大病院とクリニックのインプラント治療の差

本日の患者様は40代の男性。

数箇所ある欠損部位をインプラント治療で、とのご希望である。
当院にいらっしゃる前に複数の病院・クリニックでカウンセリングを受けられたとのことである。

患者様は、大学病院とクリニックでは治療レベルに差があるのかをしきりに気になさっておられた。

この質問はよく受けるのだが、答えは明確である。
大学病院だから絶対に大丈夫だとか、クリニックだからレベルが落ちると言うことは絶対にない。

インプラント治療(もちろん他の手術もそうだが)は術者の手腕に負うところが大きいのである。

設備が大規模な大学病院でも経験の浅い術者が行えば、困難な症例には太刀打ちできない。

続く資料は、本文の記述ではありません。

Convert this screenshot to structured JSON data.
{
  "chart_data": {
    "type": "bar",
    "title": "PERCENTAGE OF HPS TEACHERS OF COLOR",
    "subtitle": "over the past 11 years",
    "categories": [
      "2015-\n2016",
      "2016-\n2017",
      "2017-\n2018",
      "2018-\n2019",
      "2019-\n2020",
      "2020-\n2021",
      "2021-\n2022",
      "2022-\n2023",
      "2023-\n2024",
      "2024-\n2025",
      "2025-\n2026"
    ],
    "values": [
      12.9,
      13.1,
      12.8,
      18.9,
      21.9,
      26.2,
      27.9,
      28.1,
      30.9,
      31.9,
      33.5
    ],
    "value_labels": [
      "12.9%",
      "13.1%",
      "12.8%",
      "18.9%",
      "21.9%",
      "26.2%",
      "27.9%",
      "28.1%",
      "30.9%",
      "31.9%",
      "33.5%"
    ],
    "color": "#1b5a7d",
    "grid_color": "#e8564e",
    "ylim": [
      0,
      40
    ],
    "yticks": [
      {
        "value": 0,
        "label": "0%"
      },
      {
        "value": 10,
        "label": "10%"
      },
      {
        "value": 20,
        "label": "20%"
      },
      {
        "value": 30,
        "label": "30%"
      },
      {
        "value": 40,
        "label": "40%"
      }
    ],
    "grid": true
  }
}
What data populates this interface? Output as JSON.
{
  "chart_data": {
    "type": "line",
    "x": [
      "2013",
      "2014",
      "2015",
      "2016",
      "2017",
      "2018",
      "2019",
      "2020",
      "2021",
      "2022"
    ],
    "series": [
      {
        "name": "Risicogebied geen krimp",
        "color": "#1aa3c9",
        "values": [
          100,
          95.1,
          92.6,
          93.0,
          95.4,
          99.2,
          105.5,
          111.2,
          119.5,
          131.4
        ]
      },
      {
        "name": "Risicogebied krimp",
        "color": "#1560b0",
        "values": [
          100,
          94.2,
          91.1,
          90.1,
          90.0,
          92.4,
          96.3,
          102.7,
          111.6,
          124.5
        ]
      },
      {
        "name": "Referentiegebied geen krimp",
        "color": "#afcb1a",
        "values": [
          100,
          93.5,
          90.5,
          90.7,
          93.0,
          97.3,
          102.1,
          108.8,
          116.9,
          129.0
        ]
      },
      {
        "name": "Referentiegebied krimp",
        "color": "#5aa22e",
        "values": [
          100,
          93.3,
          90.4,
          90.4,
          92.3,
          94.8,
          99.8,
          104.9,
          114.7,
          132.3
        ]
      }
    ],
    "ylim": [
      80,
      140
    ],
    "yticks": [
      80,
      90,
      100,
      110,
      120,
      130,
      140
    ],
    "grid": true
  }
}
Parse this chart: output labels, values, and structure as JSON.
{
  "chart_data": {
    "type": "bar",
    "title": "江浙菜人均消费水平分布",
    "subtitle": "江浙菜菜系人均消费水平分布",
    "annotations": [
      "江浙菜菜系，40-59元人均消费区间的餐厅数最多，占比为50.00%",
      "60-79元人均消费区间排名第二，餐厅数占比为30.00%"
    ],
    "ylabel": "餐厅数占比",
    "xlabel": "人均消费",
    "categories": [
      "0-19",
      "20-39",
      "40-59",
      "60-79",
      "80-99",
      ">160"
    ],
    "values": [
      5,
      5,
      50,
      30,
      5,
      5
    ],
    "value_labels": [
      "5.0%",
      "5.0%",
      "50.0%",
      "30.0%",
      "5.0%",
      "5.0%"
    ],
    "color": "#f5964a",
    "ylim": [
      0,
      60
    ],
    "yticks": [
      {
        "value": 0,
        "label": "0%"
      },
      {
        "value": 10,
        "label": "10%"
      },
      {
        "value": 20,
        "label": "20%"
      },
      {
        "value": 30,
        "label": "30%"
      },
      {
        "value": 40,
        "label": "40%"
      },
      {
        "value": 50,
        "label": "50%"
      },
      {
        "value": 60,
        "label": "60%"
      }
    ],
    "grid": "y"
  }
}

逆に百戦錬磨の術者のいるクリニックではかなり高度な治療まで行える。
また、

大病院とクリニックの最も大きな違いは何かと言うと、担当する医師が不変か否かである。
筆者も大学病院口腔外科出身なので内情を良く知るが、大学病院を始めとする大病院では定期的な人事異動がある。

インプラント治療は、手術すれば終わりの治療ではない。メインテナンスを含めると担当医とは一生の付き合いである。
大病院では、やっと心通じるようになった担当医が次回には異動になって、初対面の医師が担当医になることがしばしばある。

また、大病院では手術日が何曜日と決まっている場合が多いため、お忙しい方のご要望にきめ細かく対応するのがなかなか困難である。

 
しかしながら、まだまだ大病院志向が強い方も多く、最も大切なのはご自身が納得した医療機関で治療を受けることかもしれない。